If you only need a node back on the network and don’t care about preserving its
own history, skip the restore and let it fast-sync from a healthy peer.
Fast-sync (rebuild from a peer)
A node with little or no local state rebuilds from a peer’s QMDB snapshot over
two RPC endpoints (see the RPC API reference):
GET /state/snapshot — returns the latest checkpoint metadata:
height, range_start, op_count, ops_root (MMR root of the operations),
and canonical_root (the state root at that height). Returns 404 if the
node has not recorded a snapshot yet.
GET /state/operations?size=<n>&start=<i>&max=<m> — streams a
binary (commonware-codec) batch of state operations plus an MMR range proof.

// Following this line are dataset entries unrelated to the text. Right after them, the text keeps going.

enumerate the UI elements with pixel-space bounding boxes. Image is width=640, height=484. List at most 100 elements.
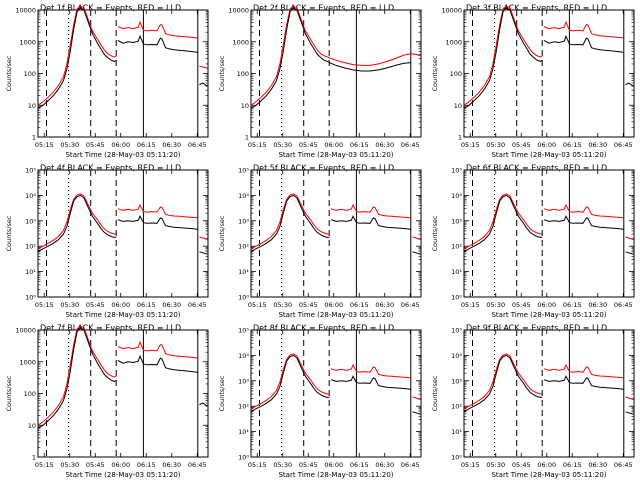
- events-series-line: [37, 326, 117, 429]
- x-tick-label: 06:15: [563, 461, 582, 469]
- y-tick-label: 10⁵: [238, 167, 249, 175]
- events-series-line: [463, 354, 543, 413]
- y-tick-label: 10³: [238, 217, 249, 225]
- y-tick-label: 10⁵: [451, 327, 462, 335]
- x-tick-label: 06:00: [111, 461, 130, 469]
- y-tick-label: 10⁰: [451, 454, 462, 462]
- lld-series-line: [117, 340, 198, 359]
- x-tick-label: 05:45: [86, 461, 105, 469]
- y-tick-label: 10: [241, 102, 249, 110]
- x-tick-label: 05:15: [461, 301, 480, 309]
- lld-series-line: [463, 353, 543, 410]
- y-tick-label: 10⁰: [25, 294, 36, 302]
- x-axis-label: Start Time (28-May-03 05:11:20): [491, 311, 606, 319]
- y-tick-label: 10²: [451, 403, 462, 411]
- y-tick-label: 100: [24, 390, 36, 398]
- lld-series-line: [412, 396, 422, 401]
- y-tick-label: 10¹: [451, 268, 462, 276]
- panel-det-5f: Det 5f BLACK = Events, RED = LLD Counts/s…: [218, 164, 422, 319]
- events-series-line: [117, 354, 198, 373]
- x-tick-label: 06:45: [614, 141, 633, 149]
- panel-title: Det 4f BLACK = Events, RED = LLD: [40, 164, 181, 173]
- y-tick-label: 1: [32, 454, 36, 462]
- lld-series-line: [37, 193, 117, 250]
- panel-det-3f: Det 3f BLACK = Events, RED = LLD Counts/s…: [431, 4, 635, 159]
- x-tick-label: 06:00: [111, 141, 130, 149]
- events-series-line: [543, 34, 624, 53]
- x-tick-label: 06:30: [588, 461, 607, 469]
- y-axis-label: Counts/sec: [218, 55, 226, 91]
- lld-series-line: [543, 20, 624, 39]
- y-tick-label: 10¹: [238, 268, 249, 276]
- y-tick-label: 10¹: [451, 428, 462, 436]
- events-series-line: [463, 194, 543, 253]
- events-series-line: [250, 194, 330, 253]
- panel-det-6f: Det 6f BLACK = Events, RED = LLD Counts/s…: [431, 164, 635, 319]
- x-tick-label: 06:30: [588, 301, 607, 309]
- x-tick-label: 05:15: [461, 461, 480, 469]
- y-tick-label: 10000: [15, 327, 36, 335]
- x-tick-label: 06:15: [137, 301, 156, 309]
- events-series-line: [625, 411, 635, 415]
- y-tick-label: 10⁰: [238, 454, 249, 462]
- x-axis-label: Start Time (28-May-03 05:11:20): [65, 151, 180, 159]
- x-tick-label: 05:30: [486, 141, 505, 149]
- plot-frame: [250, 329, 422, 458]
- y-tick-label: 10⁵: [451, 167, 462, 175]
- events-series-line: [250, 354, 330, 413]
- y-tick-label: 1000: [445, 38, 462, 46]
- x-axis-label: Start Time (28-May-03 05:11:20): [278, 471, 393, 479]
- x-tick-label: 06:30: [375, 141, 394, 149]
- y-tick-label: 10000: [228, 7, 249, 15]
- x-axis-label: Start Time (28-May-03 05:11:20): [65, 311, 180, 319]
- x-tick-label: 06:00: [537, 301, 556, 309]
- events-series-line: [543, 215, 624, 230]
- x-tick-label: 06:30: [162, 141, 181, 149]
- x-axis-label: Start Time (28-May-03 05:11:20): [491, 151, 606, 159]
- y-tick-label: 1000: [232, 38, 249, 46]
- lld-series-line: [37, 5, 117, 106]
- panel-title: Det 8f BLACK = Events, RED = LLD: [253, 324, 394, 333]
- x-tick-label: 05:30: [273, 301, 292, 309]
- plot-frame: [37, 169, 209, 298]
- x-tick-label: 06:15: [563, 301, 582, 309]
- y-tick-label: 10⁴: [451, 352, 462, 360]
- x-tick-label: 05:45: [86, 141, 105, 149]
- x-tick-label: 05:30: [486, 301, 505, 309]
- lld-series-line: [463, 5, 543, 106]
- x-tick-label: 06:45: [188, 141, 207, 149]
- y-tick-label: 1: [245, 134, 249, 142]
- x-tick-label: 05:45: [86, 301, 105, 309]
- panel-title: Det 6f BLACK = Events, RED = LLD: [466, 164, 607, 173]
- x-tick-label: 05:45: [299, 141, 318, 149]
- events-series-line: [250, 6, 411, 109]
- y-tick-label: 1: [458, 134, 462, 142]
- y-axis-label: Counts/sec: [218, 215, 226, 251]
- x-tick-label: 05:45: [299, 301, 318, 309]
- x-tick-label: 05:45: [299, 461, 318, 469]
- lld-series-line: [625, 396, 635, 401]
- x-tick-label: 06:00: [537, 141, 556, 149]
- x-tick-label: 06:45: [188, 461, 207, 469]
- panel-det-9f: Det 9f BLACK = Events, RED = LLD Counts/s…: [431, 324, 635, 479]
- y-tick-label: 10⁰: [451, 294, 462, 302]
- lld-series-line: [37, 325, 117, 426]
- panel-title: Det 1f BLACK = Events, RED = LLD: [40, 4, 181, 13]
- x-tick-label: 06:30: [375, 301, 394, 309]
- y-axis-label: Counts/sec: [5, 215, 13, 251]
- y-tick-label: 10⁴: [451, 192, 462, 200]
- panel-title: Det 5f BLACK = Events, RED = LLD: [253, 164, 394, 173]
- panel-det-8f: Det 8f BLACK = Events, RED = LLD Counts/s…: [218, 324, 422, 479]
- events-series-line: [117, 215, 198, 230]
- events-series-line: [412, 251, 422, 255]
- x-tick-label: 05:30: [60, 141, 79, 149]
- events-series-line: [463, 6, 543, 109]
- x-tick-label: 06:30: [162, 301, 181, 309]
- x-tick-label: 06:30: [588, 141, 607, 149]
- y-axis-label: Counts/sec: [431, 55, 439, 91]
- x-tick-label: 06:30: [375, 461, 394, 469]
- x-tick-label: 06:15: [137, 461, 156, 469]
- y-tick-label: 10³: [25, 217, 36, 225]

The client loops, advancing start, until it has replayed every operation up
to op_count, verifying each batch against ops_root.
# Inspect a peer's latest snapshot
curl -s http://<peer>:<rpc_port>/state/snapshot
Both endpoints are per-IP rate-limited (default 5 req/s, tunable via
STATE_SYNC_RATE_PER_SEC). A syncing node is granted a 10× longer consensus
activity timeout so it isn’t dropped while catching up.
Watch block_height on /health/detailed rise toward the network tip to
confirm sync progress (there is no separate percent-complete field — see the
note on the synced flag).